When do the elements of array store garbage value in C programming?

Question

I was writing a code to learn about arrays and I noticed that if an array is declared as

a[5];

It's storing garbage values as its' elements While

a[5] = {};

Is storing 0 as all the elements.

Can someone explain what is happening and how these values are being stored ?

I wondered if this was a static data type but it doesn't seem to be that

    #include<stdio.h>
   
    void increment();
    
    int main()
    {
        increment();
        increment();
        increment();
    }
    
    void increment()
    {
        int a[5]={};
        static int b[5]={1,2,3,4,5};
        int i;
        for(i=0;i<=4;i++)
        {
            a[i]++;
            b[i]++;
        }
        printf("%d %d\n",a[1],b[1]);
    }

Answer 1

Variables with automatic storage duration (declared in a block scope without the storage class specifier static) stay uninitialized if they are not initialized explicitly.

This declaration

int a[5] = {};

is invalid in C. You may not specify an empty braced list. You have to write for example

int a[5] = { 0 };

or

int a[5] = { [0] = 0 };

In this case the first element is initialized by zero explicitly and all other elements are zero-initialized implicitly.

Compilers can have their own language extensions that allow to use some constructions that are not valid in the C Standard.

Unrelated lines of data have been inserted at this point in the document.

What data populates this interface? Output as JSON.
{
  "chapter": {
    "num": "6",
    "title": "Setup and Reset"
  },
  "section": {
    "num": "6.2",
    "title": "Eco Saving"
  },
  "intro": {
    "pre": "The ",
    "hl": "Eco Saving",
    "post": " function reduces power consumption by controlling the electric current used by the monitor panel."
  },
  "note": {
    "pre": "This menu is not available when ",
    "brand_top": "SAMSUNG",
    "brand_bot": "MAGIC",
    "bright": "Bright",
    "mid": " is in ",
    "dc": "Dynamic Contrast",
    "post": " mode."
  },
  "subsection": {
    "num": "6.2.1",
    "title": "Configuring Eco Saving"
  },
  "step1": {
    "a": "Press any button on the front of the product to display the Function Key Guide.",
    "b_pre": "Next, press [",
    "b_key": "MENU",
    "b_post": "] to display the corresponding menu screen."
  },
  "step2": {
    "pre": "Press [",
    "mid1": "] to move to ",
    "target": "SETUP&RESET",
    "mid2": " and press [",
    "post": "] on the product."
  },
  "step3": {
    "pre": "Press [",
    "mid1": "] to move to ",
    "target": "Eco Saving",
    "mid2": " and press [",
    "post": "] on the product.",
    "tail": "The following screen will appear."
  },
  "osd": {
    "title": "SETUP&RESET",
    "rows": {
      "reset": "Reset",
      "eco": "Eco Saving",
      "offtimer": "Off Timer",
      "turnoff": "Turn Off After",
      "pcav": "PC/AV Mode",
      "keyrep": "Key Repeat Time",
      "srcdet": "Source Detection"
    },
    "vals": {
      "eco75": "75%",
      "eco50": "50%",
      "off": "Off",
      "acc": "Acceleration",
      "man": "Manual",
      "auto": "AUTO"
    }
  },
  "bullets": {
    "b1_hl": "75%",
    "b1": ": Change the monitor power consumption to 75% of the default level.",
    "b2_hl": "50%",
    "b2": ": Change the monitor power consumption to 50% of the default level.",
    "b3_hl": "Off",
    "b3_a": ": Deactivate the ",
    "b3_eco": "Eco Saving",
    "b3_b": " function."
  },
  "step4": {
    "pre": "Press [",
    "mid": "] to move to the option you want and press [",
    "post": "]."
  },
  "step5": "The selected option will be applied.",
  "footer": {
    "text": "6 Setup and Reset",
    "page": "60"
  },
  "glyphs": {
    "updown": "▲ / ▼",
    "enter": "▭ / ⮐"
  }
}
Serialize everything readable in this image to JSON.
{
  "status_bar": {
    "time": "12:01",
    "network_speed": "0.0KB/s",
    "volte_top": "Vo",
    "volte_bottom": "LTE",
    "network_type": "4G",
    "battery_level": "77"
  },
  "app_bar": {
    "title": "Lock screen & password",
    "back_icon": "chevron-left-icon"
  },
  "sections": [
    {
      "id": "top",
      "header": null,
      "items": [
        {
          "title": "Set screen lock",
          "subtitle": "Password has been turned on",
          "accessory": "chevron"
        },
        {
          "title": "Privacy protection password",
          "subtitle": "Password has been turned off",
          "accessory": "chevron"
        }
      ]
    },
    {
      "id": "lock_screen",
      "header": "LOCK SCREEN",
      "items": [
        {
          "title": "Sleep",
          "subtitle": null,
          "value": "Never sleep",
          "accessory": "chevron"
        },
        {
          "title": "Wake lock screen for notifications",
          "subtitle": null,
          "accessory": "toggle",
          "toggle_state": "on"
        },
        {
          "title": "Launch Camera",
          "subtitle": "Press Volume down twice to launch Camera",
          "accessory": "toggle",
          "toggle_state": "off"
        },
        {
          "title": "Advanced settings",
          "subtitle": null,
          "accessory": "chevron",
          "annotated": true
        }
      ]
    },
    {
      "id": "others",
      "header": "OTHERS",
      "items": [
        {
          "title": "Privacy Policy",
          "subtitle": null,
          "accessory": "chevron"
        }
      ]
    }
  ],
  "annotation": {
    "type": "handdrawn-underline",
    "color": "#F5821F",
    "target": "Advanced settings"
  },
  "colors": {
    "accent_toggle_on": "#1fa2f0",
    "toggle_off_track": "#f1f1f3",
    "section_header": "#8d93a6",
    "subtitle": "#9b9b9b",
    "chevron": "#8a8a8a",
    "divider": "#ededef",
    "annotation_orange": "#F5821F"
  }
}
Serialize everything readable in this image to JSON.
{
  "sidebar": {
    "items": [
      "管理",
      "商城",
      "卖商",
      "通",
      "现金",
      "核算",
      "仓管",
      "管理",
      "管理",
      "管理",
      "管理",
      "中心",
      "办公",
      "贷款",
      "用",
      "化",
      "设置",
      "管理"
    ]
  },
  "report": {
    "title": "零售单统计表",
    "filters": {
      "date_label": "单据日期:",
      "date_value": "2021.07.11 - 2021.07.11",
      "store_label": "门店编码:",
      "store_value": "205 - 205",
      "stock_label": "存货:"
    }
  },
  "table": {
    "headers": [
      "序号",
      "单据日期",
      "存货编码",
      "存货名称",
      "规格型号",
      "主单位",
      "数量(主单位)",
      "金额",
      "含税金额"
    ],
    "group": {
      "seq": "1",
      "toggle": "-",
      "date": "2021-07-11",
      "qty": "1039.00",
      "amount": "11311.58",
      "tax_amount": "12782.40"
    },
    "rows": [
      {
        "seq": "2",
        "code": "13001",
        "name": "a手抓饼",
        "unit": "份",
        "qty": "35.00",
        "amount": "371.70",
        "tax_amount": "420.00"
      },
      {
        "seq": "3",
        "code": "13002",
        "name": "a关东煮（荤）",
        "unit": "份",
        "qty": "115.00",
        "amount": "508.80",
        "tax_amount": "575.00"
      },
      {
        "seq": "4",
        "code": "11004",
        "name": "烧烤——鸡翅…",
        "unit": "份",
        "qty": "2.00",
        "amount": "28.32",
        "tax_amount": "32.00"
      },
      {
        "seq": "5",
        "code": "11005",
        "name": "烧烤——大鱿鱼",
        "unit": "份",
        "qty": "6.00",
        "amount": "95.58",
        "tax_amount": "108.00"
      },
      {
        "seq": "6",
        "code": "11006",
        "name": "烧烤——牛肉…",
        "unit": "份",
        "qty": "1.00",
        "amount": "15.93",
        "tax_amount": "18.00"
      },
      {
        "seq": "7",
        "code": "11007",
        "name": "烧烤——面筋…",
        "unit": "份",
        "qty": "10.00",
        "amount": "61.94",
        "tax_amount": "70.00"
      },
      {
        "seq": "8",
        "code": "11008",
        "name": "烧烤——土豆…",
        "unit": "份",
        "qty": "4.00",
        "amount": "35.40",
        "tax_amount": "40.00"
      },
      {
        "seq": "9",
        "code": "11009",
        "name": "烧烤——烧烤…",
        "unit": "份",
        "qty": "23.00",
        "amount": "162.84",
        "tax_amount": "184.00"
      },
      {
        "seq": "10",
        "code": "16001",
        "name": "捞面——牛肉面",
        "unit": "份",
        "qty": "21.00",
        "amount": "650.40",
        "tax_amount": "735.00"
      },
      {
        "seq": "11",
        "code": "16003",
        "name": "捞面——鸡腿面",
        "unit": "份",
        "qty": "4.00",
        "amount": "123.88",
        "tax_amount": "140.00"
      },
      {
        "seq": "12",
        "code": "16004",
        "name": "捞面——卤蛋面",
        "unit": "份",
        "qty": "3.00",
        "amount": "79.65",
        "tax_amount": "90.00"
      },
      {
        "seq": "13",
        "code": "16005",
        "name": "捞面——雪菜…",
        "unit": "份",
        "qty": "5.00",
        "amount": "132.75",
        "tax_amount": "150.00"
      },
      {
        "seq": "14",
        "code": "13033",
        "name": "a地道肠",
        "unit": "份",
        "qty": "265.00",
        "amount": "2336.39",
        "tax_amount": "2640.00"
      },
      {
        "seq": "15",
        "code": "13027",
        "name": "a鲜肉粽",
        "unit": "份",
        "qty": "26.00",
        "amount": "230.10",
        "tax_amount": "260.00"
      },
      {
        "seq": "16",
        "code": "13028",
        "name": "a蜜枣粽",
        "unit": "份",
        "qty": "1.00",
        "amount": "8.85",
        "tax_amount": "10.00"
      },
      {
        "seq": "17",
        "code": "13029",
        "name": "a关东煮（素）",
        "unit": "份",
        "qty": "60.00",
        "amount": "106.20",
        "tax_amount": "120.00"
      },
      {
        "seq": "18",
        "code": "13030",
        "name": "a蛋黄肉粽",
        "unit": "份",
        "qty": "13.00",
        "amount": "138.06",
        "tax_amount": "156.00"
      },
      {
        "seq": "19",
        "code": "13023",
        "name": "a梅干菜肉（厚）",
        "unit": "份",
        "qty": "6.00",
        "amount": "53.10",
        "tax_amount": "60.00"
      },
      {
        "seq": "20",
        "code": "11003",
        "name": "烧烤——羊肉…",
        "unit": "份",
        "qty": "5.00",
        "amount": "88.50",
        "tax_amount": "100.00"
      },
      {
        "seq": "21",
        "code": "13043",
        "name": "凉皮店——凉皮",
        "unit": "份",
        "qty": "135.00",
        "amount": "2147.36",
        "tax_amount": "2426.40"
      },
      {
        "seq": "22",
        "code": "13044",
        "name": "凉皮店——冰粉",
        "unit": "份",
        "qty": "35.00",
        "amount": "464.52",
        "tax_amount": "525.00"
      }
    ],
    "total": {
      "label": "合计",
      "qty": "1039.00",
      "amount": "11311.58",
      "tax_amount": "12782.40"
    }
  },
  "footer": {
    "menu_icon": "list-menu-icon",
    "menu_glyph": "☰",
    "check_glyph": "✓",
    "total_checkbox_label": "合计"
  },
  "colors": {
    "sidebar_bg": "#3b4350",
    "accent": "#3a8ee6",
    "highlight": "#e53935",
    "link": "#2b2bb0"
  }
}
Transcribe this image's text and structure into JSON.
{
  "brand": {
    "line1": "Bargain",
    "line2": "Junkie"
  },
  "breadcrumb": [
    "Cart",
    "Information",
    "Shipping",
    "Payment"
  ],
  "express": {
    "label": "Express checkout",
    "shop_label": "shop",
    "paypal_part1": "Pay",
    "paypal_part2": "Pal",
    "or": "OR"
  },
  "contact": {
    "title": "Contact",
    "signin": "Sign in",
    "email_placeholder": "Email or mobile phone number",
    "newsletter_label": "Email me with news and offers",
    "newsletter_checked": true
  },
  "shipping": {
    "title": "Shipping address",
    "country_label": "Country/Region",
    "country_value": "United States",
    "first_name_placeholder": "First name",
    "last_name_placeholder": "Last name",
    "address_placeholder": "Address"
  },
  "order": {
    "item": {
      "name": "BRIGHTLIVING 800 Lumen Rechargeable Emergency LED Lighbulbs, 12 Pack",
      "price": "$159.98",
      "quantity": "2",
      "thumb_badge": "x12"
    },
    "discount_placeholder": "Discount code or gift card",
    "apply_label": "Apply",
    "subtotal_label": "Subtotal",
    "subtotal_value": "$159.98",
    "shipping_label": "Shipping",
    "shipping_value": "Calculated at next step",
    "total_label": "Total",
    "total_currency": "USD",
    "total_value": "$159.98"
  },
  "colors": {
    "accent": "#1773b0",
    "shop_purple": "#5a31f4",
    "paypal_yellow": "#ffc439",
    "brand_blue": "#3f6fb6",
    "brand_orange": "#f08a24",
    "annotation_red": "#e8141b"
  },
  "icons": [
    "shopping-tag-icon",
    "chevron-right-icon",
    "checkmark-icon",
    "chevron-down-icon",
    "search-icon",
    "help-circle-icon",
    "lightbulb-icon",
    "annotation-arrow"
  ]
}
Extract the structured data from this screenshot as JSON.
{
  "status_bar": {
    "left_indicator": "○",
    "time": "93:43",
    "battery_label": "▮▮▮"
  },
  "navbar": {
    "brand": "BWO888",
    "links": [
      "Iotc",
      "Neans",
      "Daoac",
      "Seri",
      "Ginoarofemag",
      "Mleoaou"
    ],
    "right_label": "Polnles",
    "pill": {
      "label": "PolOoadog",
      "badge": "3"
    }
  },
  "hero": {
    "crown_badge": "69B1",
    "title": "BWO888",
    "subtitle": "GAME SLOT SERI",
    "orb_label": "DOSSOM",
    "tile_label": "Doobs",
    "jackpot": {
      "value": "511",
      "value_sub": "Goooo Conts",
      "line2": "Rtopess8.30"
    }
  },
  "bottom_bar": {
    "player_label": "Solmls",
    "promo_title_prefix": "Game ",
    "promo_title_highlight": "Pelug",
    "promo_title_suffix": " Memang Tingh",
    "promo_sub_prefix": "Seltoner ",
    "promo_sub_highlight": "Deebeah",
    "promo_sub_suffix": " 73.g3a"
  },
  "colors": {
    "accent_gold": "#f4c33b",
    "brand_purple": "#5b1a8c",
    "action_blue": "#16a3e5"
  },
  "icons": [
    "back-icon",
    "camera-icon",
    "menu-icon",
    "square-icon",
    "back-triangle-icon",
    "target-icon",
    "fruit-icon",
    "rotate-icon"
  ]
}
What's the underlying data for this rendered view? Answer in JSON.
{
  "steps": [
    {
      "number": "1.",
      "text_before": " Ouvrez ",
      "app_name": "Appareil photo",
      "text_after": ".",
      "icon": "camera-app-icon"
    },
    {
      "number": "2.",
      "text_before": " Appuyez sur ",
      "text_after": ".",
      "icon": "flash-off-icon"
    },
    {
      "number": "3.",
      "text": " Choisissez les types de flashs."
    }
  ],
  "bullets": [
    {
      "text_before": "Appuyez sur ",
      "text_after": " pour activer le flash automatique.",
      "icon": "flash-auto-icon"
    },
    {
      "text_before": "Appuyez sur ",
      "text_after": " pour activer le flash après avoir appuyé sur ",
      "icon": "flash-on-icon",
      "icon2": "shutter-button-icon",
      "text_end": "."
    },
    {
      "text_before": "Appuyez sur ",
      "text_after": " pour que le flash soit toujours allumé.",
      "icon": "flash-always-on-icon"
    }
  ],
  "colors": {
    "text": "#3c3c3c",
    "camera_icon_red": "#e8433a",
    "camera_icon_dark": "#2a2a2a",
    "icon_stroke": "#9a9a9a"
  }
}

If an array has static storage duration (either declared in file scope or has the storage class specifier static) it is initialized implicitly (for arithmetic types it is zero-initalzed) if it was not initialized explicitly.

Arrays with static storage duration preserve their values between function calls.

Within the function increment

void increment()
{
    int a[5]={ 0 };
    static int b[5]={1,2,3,4,5};
    /... 

the array a with automatic storage duration is initialized each time when the function gets the control.

The array b with static storage duration is initialized only once before the program startup.